Miners Creek 2013 with Peter Proeller, Jesse McWilliams, Emily Randolph. Whitney Randolph, Resa Randolph
Within a few months, however, Jesse had to withdraw from the band due to job and family obligations.
The band settled into having fun and playing gigs. They opened for Red Molly and David Dodson at the Camden Winter Fest, competed in the Thomas Point Beach Bluegrass band competition, performed in the Joe Val Showcase, Bluegrass on the Bogs and the North Branch Bluegrass Festival. They released two CDs - “Ulysses on the Highway” in April 2015 and “Strong Black Coffee.” in June 2016. Both albums contain a mixture of covers and originals written by Resa and Emily.
Miners Creek opening for Red Molly & David Dodson, Camden Opera House. Feb 2014
But a band is never a steady state, and so, in the fall of 2016, Peter decided to switch to a different band. The remaining trio - Whitney, Resa and Emily - continued performing in and around New England. They performed at the Bronze-Wound Showcase at the International Bluegrass Association Conference, and also the Joe Val and Jenny Brook showcases. In August 2016, they won 2nd place at the Billy’s Belly Bluegrass Competition.
In January 2017, at a local chorus concert, Emma Theobalds stepped up to the microphone and blew the roof off the house. Resa, (who, coincidentally, was sitting right next to Emma’s dad at the concert) was floored. She never knew Emma could sing like that. She knew that Emma had gone to school with Emily. She knew that Emma had been their dog groomer for a time, but she never knew Emma had such a voice!
As soon as the concert was over, Resa tackled Emma and asked her to join the band. Emma jumped at the opportunity, and then, in hindsight, realized she had no idea what Bluegrass music was. Her only caveat to joining the band was that she not be asked to play the spoons… She really didn’t know what Bluegrass music was.
2017 brought a lot of changes to all the members of the band. Emma had to unlearn a lot of her classical vocal training and drop the ends of her words - especially the “ing”s and “t”s. Meanwhile the rest of the band had to step up to her vocal level, creating more complex harmonies, blending their voices, supporting their breath. With Emma, the band was finally able to push their harmonies into places they had always dreamed of going. Emma not only pushed the band to expand their vocal aerobic capacity but also stretched their take on bluegrass - encouraging the band to explore crossover material from pop, rock and even a bit of hip hop.

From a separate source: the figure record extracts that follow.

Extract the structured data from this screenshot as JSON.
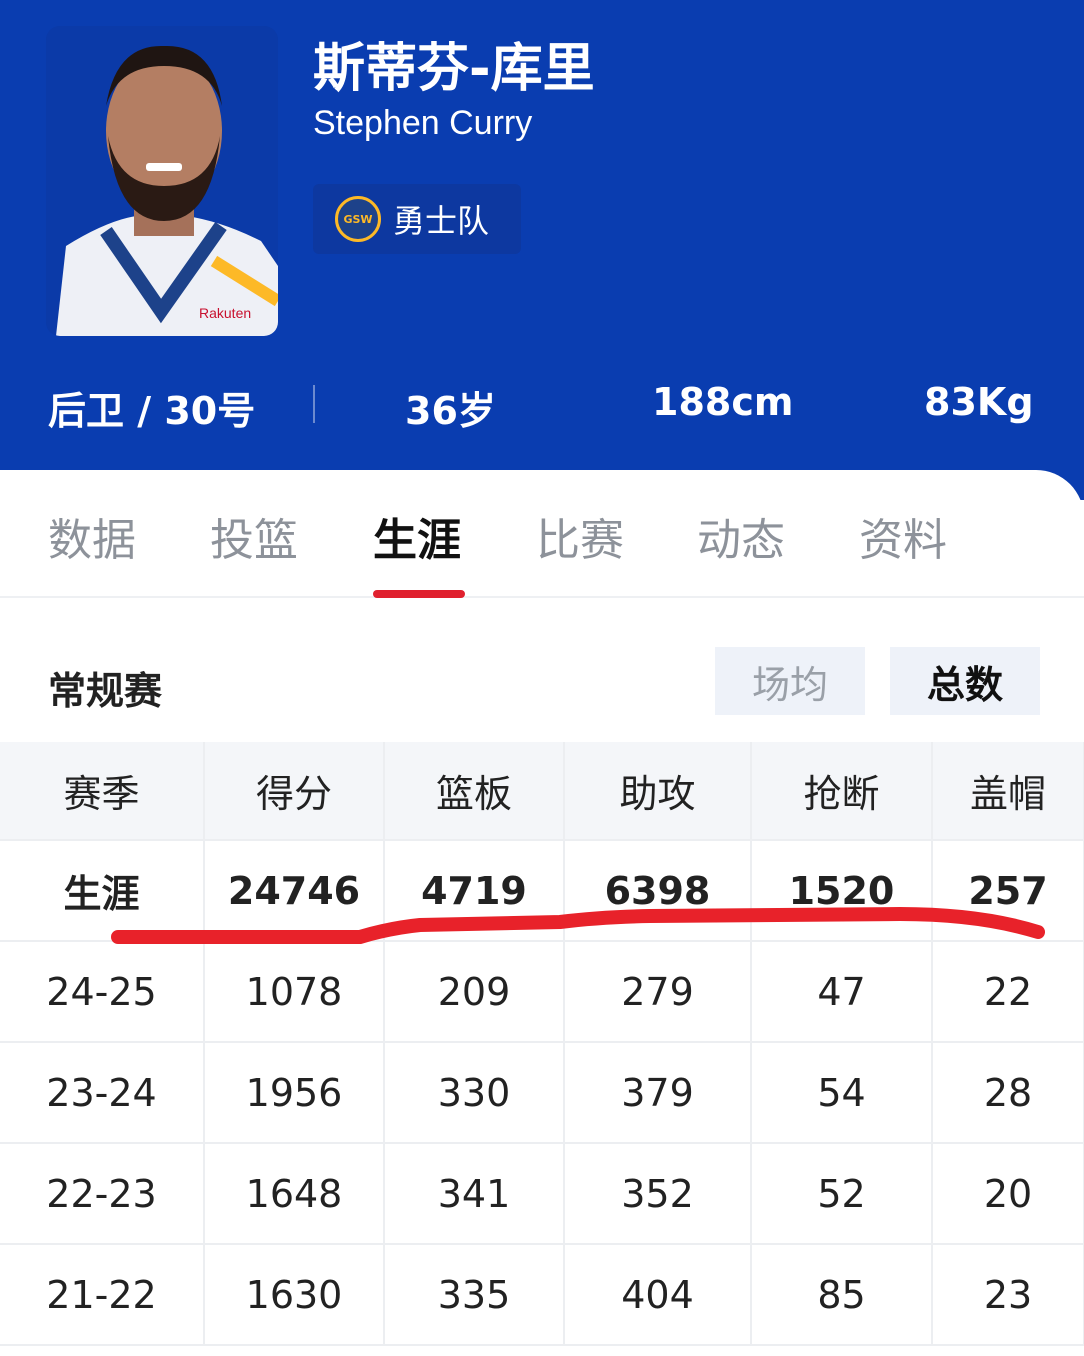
{
  "player": {
    "name_cn": "斯蒂芬-库里",
    "name_en": "Stephen Curry",
    "team": "勇士队",
    "team_logo_text": "GSW",
    "position_number": "后卫 / 30号",
    "age": "36岁",
    "height": "188cm",
    "weight": "83Kg",
    "jersey_text": "Rakuten"
  },
  "tabs": [
    {
      "label": "数据"
    },
    {
      "label": "投篮"
    },
    {
      "label": "生涯",
      "active": true
    },
    {
      "label": "比赛"
    },
    {
      "label": "动态"
    },
    {
      "label": "资料"
    }
  ],
  "section": {
    "title": "常规赛",
    "toggle": [
      "场均",
      "总数"
    ],
    "selected": "总数"
  },
  "table": {
    "headers": [
      "赛季",
      "得分",
      "篮板",
      "助攻",
      "抢断",
      "盖帽"
    ],
    "rows": [
      [
        "生涯",
        "24746",
        "4719",
        "6398",
        "1520",
        "257"
      ],
      [
        "24-25",
        "1078",
        "209",
        "279",
        "47",
        "22"
      ],
      [
        "23-24",
        "1956",
        "330",
        "379",
        "54",
        "28"
      ],
      [
        "22-23",
        "1648",
        "341",
        "352",
        "52",
        "20"
      ],
      [
        "21-22",
        "1630",
        "335",
        "404",
        "85",
        "23"
      ]
    ]
  },
  "colors": {
    "hero_bg": "#0a3db0",
    "accent": "#e0202e",
    "annotation": "#e8222a"
  }
}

In June 2018 the band released "All Stove Up,” a seven song EP about people who've just about had it up to here. The album highlights not only the band's new-found vocal prowess but also their sense of humor.
June 2018 CD release party
But there was still a big hole in the sound. One which the band had attempted repeatedly to fill with no success. Miners Creek desperately needed a fiddler.
One of the difficulties with finding a Bluegrass fiddler in Maine is that anyone who grew up playing fiddle in Maine learned to play at Maine Fiddle Camp, where they teach New England, Québécois, and Old Time Fiddle, but no Bluegrass.
After five years, after asking numerous fiddlers to join the band, Miners Creek was finally able to convince world-traveling fiddler Cara Lauzon to join the band.
After the summer of 2018, founding member and bass player Emily Randolph announced her plans to spend a significant amount of the next couple of years in Perth Australia. And so, once again the hunt was on for a bass player. This time it was an easy find.
Ethan Hotchkiss, who happened to be working with Whitney in the ER as a med tech just happened to mention that he was a bass player. Ethan joined the band in September 2018. Ethan hails from New Hampshire, has played jazz and rock bass for years as well as singing in a cappella men's groups on Martha's Vineyard.